If we are going to consider the absence of a season, we have to consider which SEC football team would take the biggest hit.
I don’t think there is a lot of debate on this one: The Florida Gators have the most to lose if there is no SEC football season this year, or if the season is stopped before it can run its course.
When analyzing a college football schedule, a basic point of wisdom regularly applies: The most favorable schedule for a team which hopes to contend for a Power Five conference championship is a slate in which the tough conference games are at home and the easier ones are on the road. Why waste a home date on a bottom-tier conference opponent if that opponent can be subdued away from home? Save the home dates for the opponents where a home crowd might make a crucial difference.
In 2020, Florida has the schedule lined up just right.
This will be a good — not great, but good — year to visit Tennessee, with the Vols loading up on quality recruits but not being ready just yet to put all the pieces together. Florida goes to Knoxville. It’s a lot better than hosting the Vols this year and then having to face a loaded Tennessee team in 2021. The Gators have the schedule rotation where they want it.
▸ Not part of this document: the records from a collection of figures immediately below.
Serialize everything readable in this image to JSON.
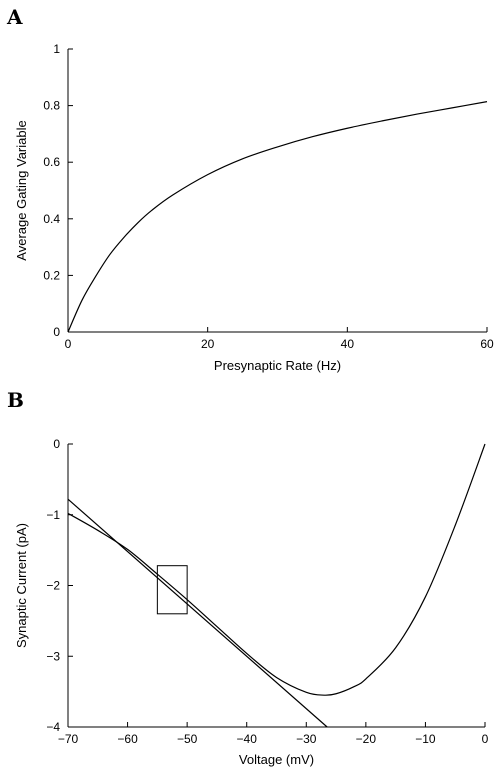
{
  "chart_data": [
    {
      "panel": "A",
      "type": "line",
      "title": "",
      "xlabel": "Presynaptic Rate (Hz)",
      "ylabel": "Average Gating Variable",
      "xlim": [
        0,
        60
      ],
      "ylim": [
        0,
        1
      ],
      "xticks": [
        0,
        20,
        40,
        60
      ],
      "yticks": [
        0,
        0.2,
        0.4,
        0.6,
        0.8,
        1
      ],
      "xtick_labels": [
        "0",
        "20",
        "40",
        "60"
      ],
      "ytick_labels": [
        "0",
        "0.2",
        "0.4",
        "0.6",
        "0.8",
        "1"
      ],
      "grid": false,
      "series": [
        {
          "x": [
            0,
            2,
            4,
            6,
            8,
            10,
            12,
            15,
            20,
            25,
            30,
            35,
            40,
            45,
            50,
            55,
            60
          ],
          "y": [
            0,
            0.112,
            0.198,
            0.274,
            0.334,
            0.386,
            0.43,
            0.484,
            0.556,
            0.612,
            0.654,
            0.69,
            0.72,
            0.746,
            0.77,
            0.792,
            0.814
          ]
        }
      ]
    },
    {
      "panel": "B",
      "type": "line",
      "title": "",
      "xlabel": "Voltage (mV)",
      "ylabel": "Synaptic Current (pA)",
      "xlim": [
        -70,
        0
      ],
      "ylim": [
        -4,
        0
      ],
      "xticks": [
        -70,
        -60,
        -50,
        -40,
        -30,
        -20,
        -10,
        0
      ],
      "yticks": [
        -4,
        -3,
        -2,
        -1,
        0
      ],
      "xtick_labels": [
        "−70",
        "−60",
        "−50",
        "−40",
        "−30",
        "−20",
        "−10",
        "0"
      ],
      "ytick_labels": [
        "−4",
        "−3",
        "−2",
        "−1",
        "0"
      ],
      "grid": false,
      "series": [
        {
          "x": [
            -70,
            -65,
            -60,
            -55,
            -50,
            -45,
            -40,
            -35,
            -30,
            -27,
            -25,
            -22,
            -20,
            -15,
            -10,
            -5,
            0
          ],
          "y": [
            -0.98,
            -1.22,
            -1.49,
            -1.84,
            -2.2,
            -2.58,
            -2.96,
            -3.3,
            -3.51,
            -3.55,
            -3.53,
            -3.43,
            -3.32,
            -2.88,
            -2.16,
            -1.15,
            0
          ]
        },
        {
          "x": [
            -70,
            -26.5
          ],
          "y": [
            -0.78,
            -4.0
          ]
        }
      ],
      "annotations": [
        {
          "type": "rect",
          "x": [
            -55,
            -50
          ],
          "y": [
            -2.4,
            -1.72
          ]
        }
      ]
    }
  ]
}
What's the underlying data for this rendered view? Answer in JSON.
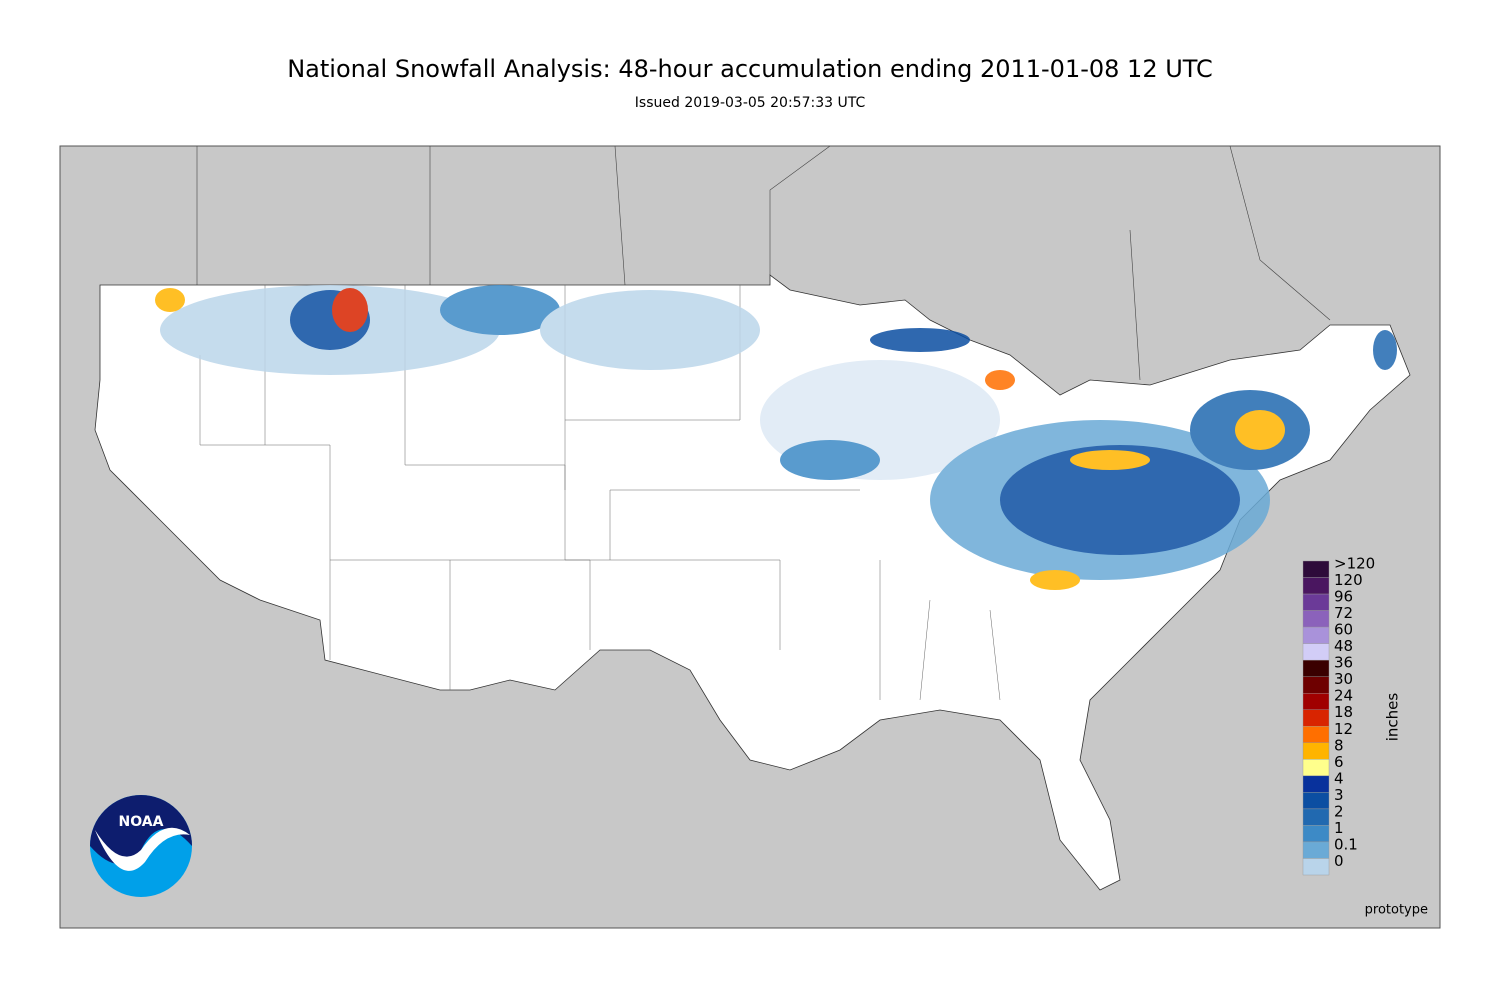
{
  "header": {
    "title": "National Snowfall Analysis: 48-hour accumulation ending 2011-01-08 12 UTC",
    "subtitle": "Issued 2019-03-05 20:57:33 UTC"
  },
  "legend": {
    "title": "inches",
    "levels": [
      {
        "label": ">120",
        "color": "#2e0b3a"
      },
      {
        "label": "120",
        "color": "#4a1660"
      },
      {
        "label": "96",
        "color": "#6b3a98"
      },
      {
        "label": "72",
        "color": "#8b62bb"
      },
      {
        "label": "60",
        "color": "#a992da"
      },
      {
        "label": "48",
        "color": "#d2cdf7"
      },
      {
        "label": "36",
        "color": "#3a0000"
      },
      {
        "label": "30",
        "color": "#6e0000"
      },
      {
        "label": "24",
        "color": "#a00000"
      },
      {
        "label": "18",
        "color": "#d82400"
      },
      {
        "label": "12",
        "color": "#ff6f00"
      },
      {
        "label": "8",
        "color": "#ffb400"
      },
      {
        "label": "6",
        "color": "#ffff8c"
      },
      {
        "label": "4",
        "color": "#08319c"
      },
      {
        "label": "3",
        "color": "#0b4ea2"
      },
      {
        "label": "2",
        "color": "#2169b0"
      },
      {
        "label": "1",
        "color": "#3d8ac6"
      },
      {
        "label": "0.1",
        "color": "#6aaad6"
      },
      {
        "label": "0",
        "color": "#b9d4ea"
      }
    ]
  },
  "footer": {
    "note": "prototype",
    "logo": "NOAA"
  }
}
Florida visits Vanderbilt this year and hosts LSU. That’s what an ideal schedule — in a tough conference — looks like. The 2020 rotation works in the Gators’ favor.
Beyond the schedule itself, Georgia is heading into 2020 without Jake Fromm. True, Fromm wasn’t spectacular, but he was certainly very solid for Kirby Smart. He wasn’t a game-changer, but he also wasn’t a game-loser. No, the Gators don’t have an equation-shifting quarterback just yet; this is what Dan Mullen needs to find before too long in Gainesville. Mullen needs his own version of Danny Wuerffel for Steve Spurrier, or Tim Tebow for Urban Meyer. The Gators’ ceiling remains limited precisely because they haven’t found a capital-A “Answer” at quarterback just yet.
As noted above, Tennessee is beginning to recruit at a high level. If Jeremy Pruitt can coach ’em up in Knoxville, the Vols could soon mount a real challenge to Georgia. Mullen has to knock off the Dawgs before the Vols do, and 2020 gives him that opening. If there is no 2020 season, the Vols can stockpile recruits and Pruitt can spend more time teaching his concepts to his incoming ballplayers. Mullen’s window would shrink, and Florida might encounter a much more complicated situation in 2021.
We all want football back in the SEC. We all want Saturdays in the fall to crackle with excitement on television, even if fans won’t be in the stands. We want to see an SEC champion crowned in Atlanta in early December.
If one SEC school wants football more than the other 13 members of the conference, however, the answer clearly resides in Gainesville.